Advances in deep learning architectures, increased access to computing power, and large and well-labeled data sets have decreased the reliance on hand-designed features. State-of-the-art results are often achieved using mel spectrograms (melSpectrogram), linear spectrograms, or raw audio waveforms. Audio Toolbox provides audioFeatureExtractor so that you can extract multiple auditory spectrograms, such as the mel spectrogram, gammatone spectrogram, or Bark spectrogram, and pair them with low-level descriptors. Using audioFeatureExtractor enables you to systematically determine audio features for your deep learning model. Alternatively, you can use the melSpectrogram function to quickly extract just the mel spectrogram. Audio Toolbox also provides the modified discrete cosine transform (mdct), which returns a compact spectral representation without any loss of information.

Example Applications and Workflows

Choosing features, deciding what kind of augmentations and preprocessing to apply, and designing a deep learning model all depend on the nature of the training data and the problem you want to solve. Audio Toolbox provides examples that illustrate deep learning workflows adapted to different data sets and audio applications. The table lists audio deep learning examples by network type (convolutional neural network, fully connected neural network, or recurrent neural network) and problem category (classification, regression, or sequence-to-sequence).

CNN or FC

LSTM, BiLSTM, or GRU

Classification

Examples	Preprocessing and Augmentation	Feature Extraction and Time-Frequency Transformations
Train Speech Command Recognition Model Using Deep Learning		The `audioFeatureExtractor` object is used to extract the log-Bark spectrum.
Acoustic Scene Recognition Using Late Fusion	Mix-up	`melSpectrogram`, `waveletScattering` (Wavelet Toolbox)
Accelerate Audio Deep Learning Using GPU-Based Feature Extraction	Mix-up	The `audioFeatureExtractor` object is used to extract the mel spectrum.

Examples	Preprocessing and Augmentation	Feature Extraction and Time-Frequency Transformations
Speech Emotion Recognition	`audioDataAugmenter`	The `audioFeatureExtractor` object is used to extract the `gtcc`, `mfcc`, and mel `spectralCrest`.
Sequential Feature Selection for Audio Features	`detectSpeech`	The `audioFeatureExtractor` object is used to sweep through combinations of extracted features.
Acoustics-Based Machine Fault Recognition	Mix-up	The `audioFeatureExtractor` object is used to extract spectral descriptors.
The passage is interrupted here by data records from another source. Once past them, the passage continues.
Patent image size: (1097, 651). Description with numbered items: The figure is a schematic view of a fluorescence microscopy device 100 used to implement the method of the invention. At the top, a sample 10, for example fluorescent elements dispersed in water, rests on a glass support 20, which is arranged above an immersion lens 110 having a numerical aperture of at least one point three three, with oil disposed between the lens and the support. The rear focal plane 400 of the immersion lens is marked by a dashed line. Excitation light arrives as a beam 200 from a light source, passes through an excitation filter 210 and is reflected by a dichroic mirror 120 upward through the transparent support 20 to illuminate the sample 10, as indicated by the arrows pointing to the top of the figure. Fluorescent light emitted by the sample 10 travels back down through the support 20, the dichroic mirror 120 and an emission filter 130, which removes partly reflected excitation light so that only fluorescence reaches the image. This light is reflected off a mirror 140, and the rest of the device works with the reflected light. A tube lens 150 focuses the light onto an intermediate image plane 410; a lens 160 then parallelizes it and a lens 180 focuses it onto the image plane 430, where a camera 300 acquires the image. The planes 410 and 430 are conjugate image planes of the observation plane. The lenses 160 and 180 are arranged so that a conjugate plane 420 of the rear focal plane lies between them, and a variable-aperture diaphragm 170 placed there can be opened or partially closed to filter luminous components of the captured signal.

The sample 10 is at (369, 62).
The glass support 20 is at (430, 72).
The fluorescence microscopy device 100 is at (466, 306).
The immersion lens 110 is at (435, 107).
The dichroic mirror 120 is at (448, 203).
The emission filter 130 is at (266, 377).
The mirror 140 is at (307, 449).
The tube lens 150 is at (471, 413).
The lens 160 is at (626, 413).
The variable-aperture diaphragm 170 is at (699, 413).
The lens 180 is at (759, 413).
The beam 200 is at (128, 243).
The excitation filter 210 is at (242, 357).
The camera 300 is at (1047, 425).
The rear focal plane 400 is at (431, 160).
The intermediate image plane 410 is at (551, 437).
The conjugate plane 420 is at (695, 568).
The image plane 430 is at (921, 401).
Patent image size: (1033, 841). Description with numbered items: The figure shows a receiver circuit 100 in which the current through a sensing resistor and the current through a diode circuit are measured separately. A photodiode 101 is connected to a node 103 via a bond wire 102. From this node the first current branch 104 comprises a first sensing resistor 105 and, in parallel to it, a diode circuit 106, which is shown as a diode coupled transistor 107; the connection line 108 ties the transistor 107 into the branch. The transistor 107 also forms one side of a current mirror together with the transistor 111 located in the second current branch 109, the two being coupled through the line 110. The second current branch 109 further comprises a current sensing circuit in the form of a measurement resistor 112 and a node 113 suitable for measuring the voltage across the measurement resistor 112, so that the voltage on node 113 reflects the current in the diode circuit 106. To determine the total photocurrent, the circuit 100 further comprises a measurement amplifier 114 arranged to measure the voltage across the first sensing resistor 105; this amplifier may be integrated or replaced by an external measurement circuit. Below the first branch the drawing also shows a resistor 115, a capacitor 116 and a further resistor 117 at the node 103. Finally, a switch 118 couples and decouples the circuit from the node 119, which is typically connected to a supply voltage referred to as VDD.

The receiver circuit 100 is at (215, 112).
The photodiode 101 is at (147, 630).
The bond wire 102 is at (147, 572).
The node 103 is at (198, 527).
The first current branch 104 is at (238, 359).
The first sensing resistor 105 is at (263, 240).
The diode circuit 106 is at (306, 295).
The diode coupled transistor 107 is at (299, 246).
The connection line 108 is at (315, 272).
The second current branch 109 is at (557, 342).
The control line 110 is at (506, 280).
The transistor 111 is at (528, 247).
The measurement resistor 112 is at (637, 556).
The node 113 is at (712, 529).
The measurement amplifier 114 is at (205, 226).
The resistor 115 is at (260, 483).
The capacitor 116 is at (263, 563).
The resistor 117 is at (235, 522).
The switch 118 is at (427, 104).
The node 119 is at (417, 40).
Regression or Sequence-to-Sequence

Examples	Preprocessing and Augmentation	Feature Extraction and Time-Frequency Transformations
Denoise Speech Using Deep Learning Networks		`stft`, `istft`, `compressor`
Cocktail Party Source Separation Using Deep Learning Networks		`stft`, `istft`
Train Generative Adversarial Network (GAN) for Sound Synthesis		`stft`, `istft`
End-to-End Deep Speaker Separation		`stft`, `istft`

Examples	Preprocessing and Augmentation	Feature Extraction and Time-Frequency Transformations
Voice Activity Detection in Noise Using Deep Learning	`detectSpeech`	The `audioFeatureExtractor` object is used to extract the `spectralCentroid`, `spectralCrest`, `spectralEntropy`, `spectralFlux`, `spectralKurtosis`, `spectralSkewness`, `spectralRolloffPoint`, `spectralSlope`, and `harmonicRatio`.
Keyword Spotting in Noise Using MFCC and LSTM Networks	`detectSpeech`, `audioDataAugmenter`	`mfcc`

References

[1] Purwins, H., B. Li, T. Virtanen, J. Schülter, S. Y. Chang, and T. Sainath. "Deep Learning for Audio Signal Processing." Journal of Selected Topics of Signal Processing. Vol. 13, Issue 2, 2019, pp. 206–219.